Many industry players spent most of the summer speculating about which taxes would go up in the Autumn budget, to pay for coronavirus.
Chancellor Rishi Sunak’s order of a review into the capital gains tax (CGT) system was a big clue about where his axe might land.
But he announced last week that there will not be an Autumn budget in 2020, as the Treasury intends to focus on the handling of the pandemic and the second wave of infections the country is currently experiencing.
With record levels of borrowing, that money has to be paid back at some point.
The decision to keep the triple-lock cut off one avenue the chancellor had indicated he wanted to go down.

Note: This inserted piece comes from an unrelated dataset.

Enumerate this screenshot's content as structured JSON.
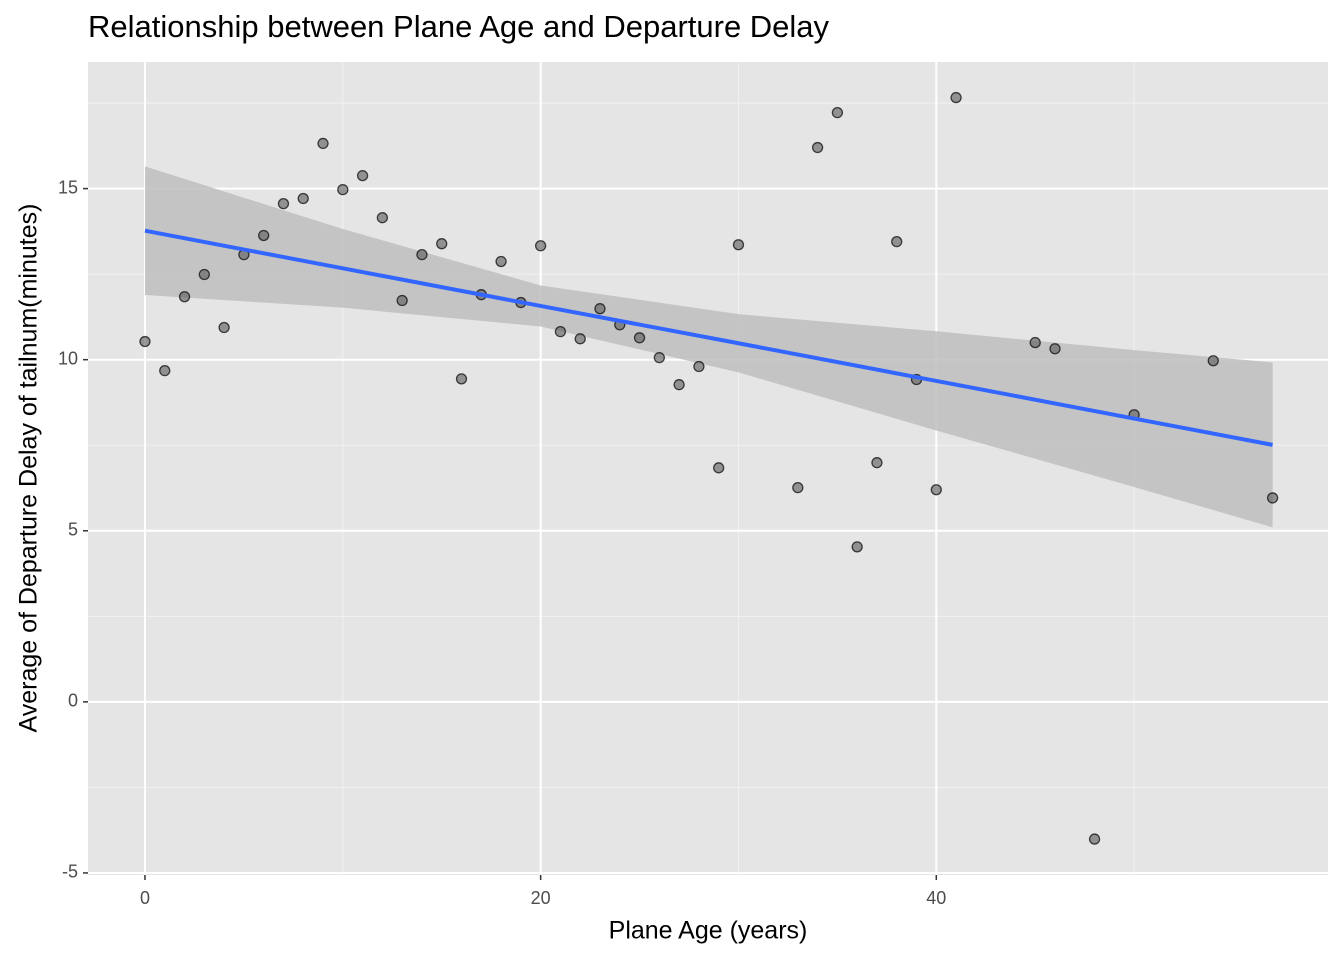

CGT has already been flagged, but where else could Sunak look to raise rates?
Focus on spending
Paul Fairbairn, partner in the private client team of law firm Cripps Pemberton Greenish, told International Adviser: “The Autumn budget has been cancelled, which confirms that the government’s focus is still on how to spend money and not how to raise it.
“This decision could also be interpreted as a decision by Rishi Sunak not to deliver unpopular news on the tax front in the midst of a possible second wave.
“As to what we might be able to expect, once they decide they cannot put off difficult decisions any longer, is down to speculation and rumours; rumours that, for once, do not stem from deliberate leaks at the Treasury, making them far less reliable than those to which we have become accustomed.
“Ultimately, it seems unlikely that Sunak will be able to avoid any rises in tax rates and there are some obvious candidates.”
According to Fairbairn there are two areas of concern when it comes to potential tax increases – namely capital gains and corporate tax.
He continued: “Capital gains tax is currently at a historically low rate. It has, even in recent memory, been equal to income tax rates, so it could increase by as much as double; however, an increase of 5% or 10% may be easier for the chancellor’s backbenchers to swallow.
“Corporation tax is also at historic lows and, although businesses need all the help they can get at the moment, it is a tax on profit, so increasing that by a few percent is unlikely, in the circumstances, to be too controversial with his core supporters either.”
But if there is an area Fairbairn believes won’t be touched it’s the one of foreign investments.
“Foreign investors and non-doms have already been the target of a number of tax hikes and reforms, such as the introduction next year of a surcharge on stamp duty land tax (SDLT) for foreign buyers and changes to the remittance basis regime,” he added.
“Further targeted measures are surely unlikely as the amount they might recoup for the Treasury would be insufficient to outweigh the risk of alienating foreign money, which will be needed more than ever post Brexit.”